Results are visible at smith.langchain.com under Datasets & Experiments.
The dataset grows over time — add real user queries from the LangSmith dashboard (Tracing → select a run → Add to dataset).
Every query hitting the API is automatically traced in LangSmith thanks to @traceable decorators on each node.
- Local: traces go to project
cloudRAG-offline - ECS: traces go to project
cloudRAG-online
Each trace shows the full pipeline waterfall: retrieve → rerank → augment → generate, with latency, inputs and outputs per node, token usage and cost.

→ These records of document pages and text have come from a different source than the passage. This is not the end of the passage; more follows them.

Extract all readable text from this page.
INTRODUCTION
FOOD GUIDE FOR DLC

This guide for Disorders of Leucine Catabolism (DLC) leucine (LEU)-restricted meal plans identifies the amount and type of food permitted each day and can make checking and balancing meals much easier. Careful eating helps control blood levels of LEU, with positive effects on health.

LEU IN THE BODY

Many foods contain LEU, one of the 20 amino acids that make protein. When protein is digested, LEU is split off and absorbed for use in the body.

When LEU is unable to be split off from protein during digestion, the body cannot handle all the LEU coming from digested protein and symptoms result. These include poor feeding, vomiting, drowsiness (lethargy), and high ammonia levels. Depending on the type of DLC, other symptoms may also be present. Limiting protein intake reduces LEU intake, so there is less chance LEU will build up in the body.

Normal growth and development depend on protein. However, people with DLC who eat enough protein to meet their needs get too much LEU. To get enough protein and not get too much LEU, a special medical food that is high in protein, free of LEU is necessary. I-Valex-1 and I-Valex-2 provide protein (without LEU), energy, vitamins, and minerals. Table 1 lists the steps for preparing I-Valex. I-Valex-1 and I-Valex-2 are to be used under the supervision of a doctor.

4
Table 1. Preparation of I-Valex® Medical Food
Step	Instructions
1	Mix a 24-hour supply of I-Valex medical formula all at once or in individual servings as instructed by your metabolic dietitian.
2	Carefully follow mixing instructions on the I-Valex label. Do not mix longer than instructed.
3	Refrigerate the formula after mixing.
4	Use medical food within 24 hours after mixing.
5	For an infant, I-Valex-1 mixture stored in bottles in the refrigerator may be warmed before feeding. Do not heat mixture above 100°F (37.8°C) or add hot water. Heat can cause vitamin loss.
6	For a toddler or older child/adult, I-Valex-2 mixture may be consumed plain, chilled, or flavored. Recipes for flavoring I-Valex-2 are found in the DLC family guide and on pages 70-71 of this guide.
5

Note: set LANGCHAIN_TRACING_V2=true (lowercase) in .env — uppercase True is not recognized.
# LangSmith
LANGCHAIN_API_KEY=
LANGCHAIN_TRACING_V2=true
LANGCHAIN_PROJECT=cloudRAG-offline # use cloudRAG-online for ECS
# AWS
AWS_ACCESS_KEY_ID=
AWS_SECRET_ACCESS_KEY=
AWS_REGION=eu-west-1
# OpenSearch
OPENSEARCH_ENDPOINT= # no https://, e.g. xxxx.eu-west-1.aoss.amazonaws.com
OPENSEARCH_INDEX=cloudrag-docs
# OpenAI
OPENAI_API_KEY=
# Cohere (reranking)
COHERE_API_KEY=Note on vector dimensions: local dev uses OpenAI text-embedding-3-small (1536 dims). Production uses Bedrock Titan v2 (1024 dims). Update VECTOR_DIMENSION in run_upload.py accordingly.
In ECS, all variables are injected from AWS Secrets Manager — the application code does not change.